When authorities learned about the animal being taken into the bar, it prompted a search for Christensen and the raccoon. The state Health and Human Services department issued a warning about potential rabies exposure.
Christensen was arrested on Sept. 14 on suspicion of giving false information to law enforcement and tampering with evidence and for a Game and Fish violation of unlawfully possessing a furbearer. The raccoon was killed so it could be tested for rabies.
Christensen told the Tribune that her family is “traumatized” by her arrest and the euthanizing of the raccoon. She said their efforts at a good deed were thwarted.

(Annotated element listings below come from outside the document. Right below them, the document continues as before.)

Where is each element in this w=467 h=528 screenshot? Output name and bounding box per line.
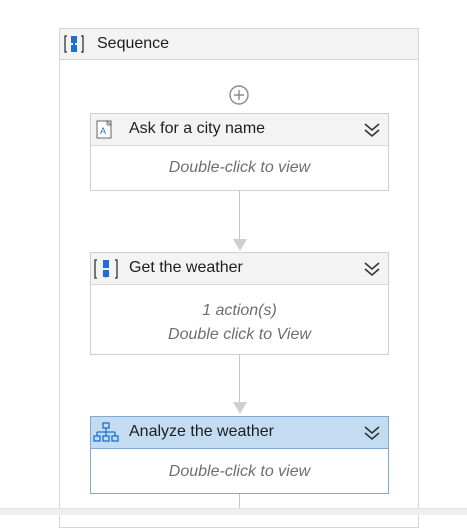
input-dialog-icon: A bbox=[92, 118, 120, 142]
collapse-icon[interactable] bbox=[362, 423, 382, 443]
activity-title: Analyze the weather bbox=[129, 423, 274, 440]
collapse-icon[interactable] bbox=[362, 259, 382, 279]
activity-header[interactable]: Get the weather bbox=[91, 253, 388, 285]
activity-get-the-weather[interactable]: Get the weather 1 action(s) Double click… bbox=[90, 252, 389, 355]
activity-analyze-the-weather[interactable]: Analyze the weather Double-click to view bbox=[90, 416, 389, 494]
flowchart-icon bbox=[92, 421, 120, 445]
activity-body[interactable]: Double-click to view bbox=[91, 146, 388, 177]
action-count: 1 action(s) bbox=[202, 302, 277, 319]
activity-body[interactable]: Double-click to view bbox=[91, 449, 388, 481]
sequence-header[interactable]: Sequence bbox=[60, 29, 418, 60]
activity-header[interactable]: A Ask for a city name bbox=[91, 114, 388, 146]
activity-header[interactable]: Analyze the weather bbox=[91, 417, 388, 449]
collapse-icon[interactable] bbox=[362, 120, 382, 140]
connector-arrow bbox=[233, 239, 247, 251]
activity-ask-for-city-name[interactable]: A Ask for a city name Double-click to vi… bbox=[90, 113, 389, 191]
activity-title: Get the weather bbox=[129, 259, 243, 276]
connector-line bbox=[239, 191, 240, 239]
sequence-icon bbox=[63, 33, 85, 55]
activity-hint: Double-click to view bbox=[168, 463, 311, 480]
sequence-icon bbox=[92, 257, 120, 281]
add-activity-icon[interactable] bbox=[228, 84, 250, 106]
horizontal-scrollbar[interactable] bbox=[0, 508, 467, 515]
connector-line bbox=[239, 355, 240, 402]
activity-hint: Double click to View bbox=[168, 326, 311, 343]
activity-body[interactable]: 1 action(s) Double click to View bbox=[91, 285, 388, 347]
activity-hint: Double-click to view bbox=[168, 159, 311, 176]
svg-text:A: A bbox=[100, 126, 106, 136]
sequence-title: Sequence bbox=[97, 35, 170, 52]
connector-arrow bbox=[233, 402, 247, 414]
activity-title: Ask for a city name bbox=[129, 120, 266, 137]
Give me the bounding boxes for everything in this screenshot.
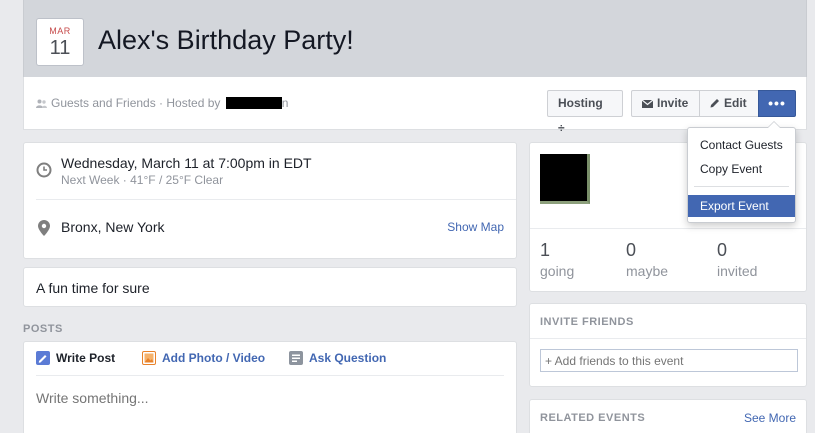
invite-divider [530, 338, 806, 339]
ask-question-tab[interactable]: Ask Question [289, 351, 386, 365]
event-title: Alex's Birthday Party! [98, 25, 354, 55]
event-details-card: Wednesday, March 11 at 7:00pm in EDT Nex… [23, 142, 517, 259]
date-day: 11 [49, 37, 71, 59]
event-date-badge: MAR 11 [36, 18, 84, 66]
event-description: A fun time for sure [36, 280, 150, 296]
invited-label: invited [717, 263, 758, 279]
menu-item-export-event[interactable]: Export Event [688, 195, 795, 217]
invite-friends-title: INVITE FRIENDS [540, 316, 634, 328]
redacted-host-name [225, 97, 282, 109]
write-post-tab[interactable]: Write Post [36, 351, 115, 365]
date-month: MAR [49, 26, 71, 36]
maybe-stat[interactable]: 0 maybe [626, 240, 668, 279]
event-description-card: A fun time for sure [23, 267, 517, 307]
going-stat[interactable]: 1 going [540, 240, 574, 279]
maybe-label: maybe [626, 263, 669, 279]
going-label: going [540, 263, 575, 279]
invite-button[interactable]: Invite [631, 90, 700, 117]
show-map-link[interactable]: Show Map [447, 220, 504, 234]
add-photo-video-label: Add Photo / Video [162, 351, 266, 365]
posts-section-label: POSTS [23, 323, 63, 335]
invited-stat[interactable]: 0 invited [717, 240, 757, 279]
event-weather: Next Week · 41°F / 25°F Clear [61, 173, 224, 187]
menu-divider [694, 186, 789, 187]
ask-question-label: Ask Question [309, 351, 387, 365]
composer-divider [36, 375, 504, 376]
more-options-menu: Contact Guests Copy Event Export Event [687, 121, 796, 223]
more-options-button[interactable]: ••• [758, 90, 796, 117]
invite-label: Invite [657, 96, 689, 110]
add-photo-video-tab[interactable]: Add Photo / Video [142, 351, 265, 365]
question-icon [289, 351, 303, 365]
more-options-icon: ••• [768, 95, 786, 111]
envelope-icon [641, 99, 654, 108]
invite-friends-card: INVITE FRIENDS [529, 303, 807, 387]
add-friends-input[interactable] [540, 349, 798, 372]
going-count: 1 [540, 240, 551, 260]
related-events-title: RELATED EVENTS [540, 412, 646, 424]
event-privacy-host: Guests and Friends · Hosted by n [36, 96, 288, 110]
pencil-icon [710, 99, 719, 108]
clock-icon [36, 162, 52, 178]
details-divider [36, 199, 516, 200]
write-post-icon [36, 351, 50, 365]
people-icon [36, 99, 47, 108]
invited-count: 0 [717, 240, 728, 260]
menu-item-contact-guests[interactable]: Contact Guests [688, 134, 795, 156]
event-header: MAR 11 Alex's Birthday Party! [23, 0, 807, 77]
event-privacy-text: Guests and Friends · Hosted by [51, 96, 221, 110]
edit-button[interactable]: Edit [699, 90, 759, 117]
write-something-input[interactable] [36, 390, 496, 406]
maybe-count: 0 [626, 240, 637, 260]
edit-label: Edit [724, 96, 747, 110]
write-post-label: Write Post [56, 351, 116, 365]
stats-divider [530, 228, 806, 229]
hosting-button[interactable]: Hosting ÷ [547, 90, 623, 135]
event-time: Wednesday, March 11 at 7:00pm in EDT [61, 155, 312, 171]
post-composer: Write Post Add Photo / Video Ask Questio… [23, 341, 517, 433]
related-events-card: RELATED EVENTS See More [529, 399, 807, 433]
host-avatar[interactable] [540, 154, 590, 204]
menu-item-copy-event[interactable]: Copy Event [688, 158, 795, 180]
event-action-bar: Guests and Friends · Hosted by n Hosting… [23, 77, 807, 135]
see-more-link[interactable]: See More [744, 411, 796, 425]
photo-icon [142, 351, 156, 365]
hosting-label: Hosting ÷ [558, 96, 603, 135]
host-name-trail: n [281, 96, 289, 110]
location-pin-icon [38, 220, 50, 236]
event-location[interactable]: Bronx, New York [61, 219, 165, 235]
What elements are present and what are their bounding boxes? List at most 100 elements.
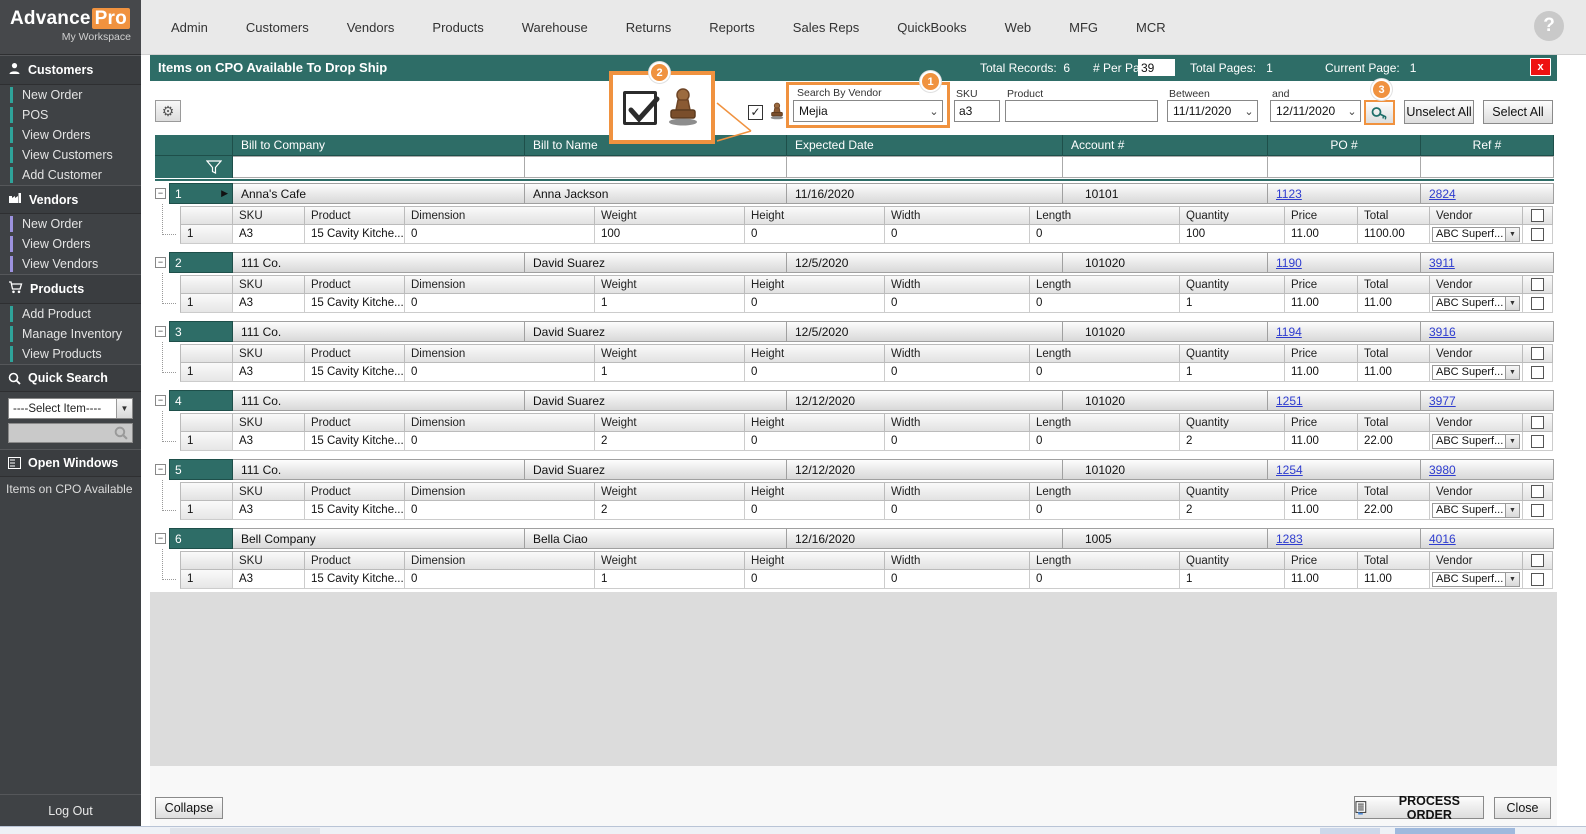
sidebar-item-new-order[interactable]: New Order: [0, 85, 141, 105]
process-order-button[interactable]: PROCESS ORDER: [1354, 796, 1484, 819]
quick-search-item-select[interactable]: ----Select Item---- ▼: [8, 398, 133, 419]
po-link[interactable]: 1251: [1276, 394, 1303, 408]
vendor-select[interactable]: ABC Superf...▼: [1432, 365, 1520, 380]
ref-link[interactable]: 3980: [1429, 463, 1456, 477]
chevron-down-icon[interactable]: ▼: [1505, 366, 1519, 379]
ref-link[interactable]: 3911: [1429, 256, 1455, 270]
filter-input-company[interactable]: [233, 156, 525, 178]
collapse-group-icon[interactable]: −: [155, 395, 166, 406]
nav-item-customers[interactable]: Customers: [246, 20, 309, 35]
nav-item-vendors[interactable]: Vendors: [347, 20, 395, 35]
ref-link[interactable]: 4016: [1429, 532, 1456, 546]
column-header-company[interactable]: Bill to Company: [233, 135, 525, 156]
nav-item-mcr[interactable]: MCR: [1136, 20, 1166, 35]
product-input[interactable]: [1005, 100, 1158, 122]
stamp-icon[interactable]: [769, 102, 785, 121]
collapse-button[interactable]: Collapse: [155, 797, 223, 819]
column-header-po[interactable]: PO #: [1268, 135, 1421, 156]
quick-search-input[interactable]: [8, 423, 133, 443]
po-link[interactable]: 1254: [1276, 463, 1303, 477]
nav-item-warehouse[interactable]: Warehouse: [522, 20, 588, 35]
unselect-all-button[interactable]: Unselect All: [1404, 100, 1474, 124]
select-all-button[interactable]: Select All: [1483, 100, 1553, 124]
header-checkbox[interactable]: [1531, 278, 1544, 291]
header-checkbox[interactable]: [1531, 209, 1544, 222]
header-checkbox[interactable]: [1531, 347, 1544, 360]
item-checkbox[interactable]: [1531, 366, 1544, 379]
nav-item-products[interactable]: Products: [432, 20, 483, 35]
close-icon[interactable]: x: [1530, 58, 1551, 76]
nav-item-web[interactable]: Web: [1005, 20, 1032, 35]
row-number-cell[interactable]: 3: [169, 321, 233, 342]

However, Christensen bears responsibility for the situation. The family shouldn’t have picked up the animal, and she shouldn’t have taken it into the bar and then apparently tried to elude authorities.
The law might seem harsh, and it might seem cruel to leave an injured or abandoned animal to its fate, but it’s practical. Wild animals aren’t easily turned into pets. Anyone who has adopted a feral cat knows they have traits that don’t change.
One of the enduring stories about adopting a wild animal is Marjorie Kinnan Rawlings’ “The Yearling” published in 1938. It’s about a boy who adopts an orphaned fawn and raises it. As it grows it poses problems for the struggling farm family because it still has wild instincts.
Some may feel that state health and wildlife officials overreacted to the raccoon situation. They didn’t. The concerns about rabies, which can be deadly, were legitimate. Officials have a responsibility to the public they could not ignore.
The efforts by Christensen and her family were based on good intentions, but they were misguided. It created problems for a number of agencies. The raccoon saga can serve as a reminder to the public of what to do and not do when encountering wild animals.
Like it or not, the good deed is leaving them alone.